I'm studying Hermite interpolation and I want to know if there is a way of expresing the error. I'm familiar with the result that if $x_0, x_1, \dots x_n$ are distinct points and consider the interpolator $p$ in those points then there exists $\eta$ such that: $$ E_n(x) = \frac{f^{(n+1)}(\eta)}{(n+1)!} (x-x_0)(x-x_1)\dots (x-x_n )$$
I think that the result that should be true is that if $q$ is the Hermite polynomial in points $x_0, x_1,\dots x_n$ and that for every $ 0\leq j\leq n$: $$ f(x_j) = q(x_j) , f'(x_j) = q'(x_j), \dots f^{(m_j-1)}(x_j) = q^{(m_j-1)}(x_j) $$ then the error is: $$ E(x) = \frac{f^{(m+1)}(\eta)}{(m+1)!} (x-x_0)^{m_0}(x-x_1)^{m_1}\dots (x-x_n )^{m_n}$$ for some $\eta$ and $m= m_0+ \dots m_n$.

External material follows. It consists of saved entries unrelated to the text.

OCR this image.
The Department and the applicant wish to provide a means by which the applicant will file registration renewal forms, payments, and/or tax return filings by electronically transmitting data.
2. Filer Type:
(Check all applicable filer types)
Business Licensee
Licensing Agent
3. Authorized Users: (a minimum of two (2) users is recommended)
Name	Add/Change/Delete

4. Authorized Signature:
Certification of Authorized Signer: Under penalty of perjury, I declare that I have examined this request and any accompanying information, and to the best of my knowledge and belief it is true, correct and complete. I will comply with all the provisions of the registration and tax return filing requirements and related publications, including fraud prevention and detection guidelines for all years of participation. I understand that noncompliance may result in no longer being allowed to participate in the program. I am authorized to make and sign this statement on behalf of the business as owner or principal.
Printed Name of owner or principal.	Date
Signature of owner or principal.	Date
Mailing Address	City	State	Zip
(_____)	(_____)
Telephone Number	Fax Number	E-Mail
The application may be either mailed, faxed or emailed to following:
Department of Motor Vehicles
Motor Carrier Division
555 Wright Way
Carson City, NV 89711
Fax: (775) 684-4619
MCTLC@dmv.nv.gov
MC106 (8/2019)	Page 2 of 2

I tried using the idea of the first result to prove the second one, that is for a fixed $x$ I define $$ F(t) = f(t) -q(t) - \frac{f(x)-q(x)}{(x-x_0)^{m_0}(x-x_1)^{m_1}\dots (x-x_n )^{m_n}} (t-x_0)^{m_0}(t-x_1)^{m_1}\dots (t-x_n )^{m_n}$$ And here the first theorem uses Rolle to say that the $n+1$ derivative has a root but for using the same here I would need to get $m$ roots but I have only $n+2$.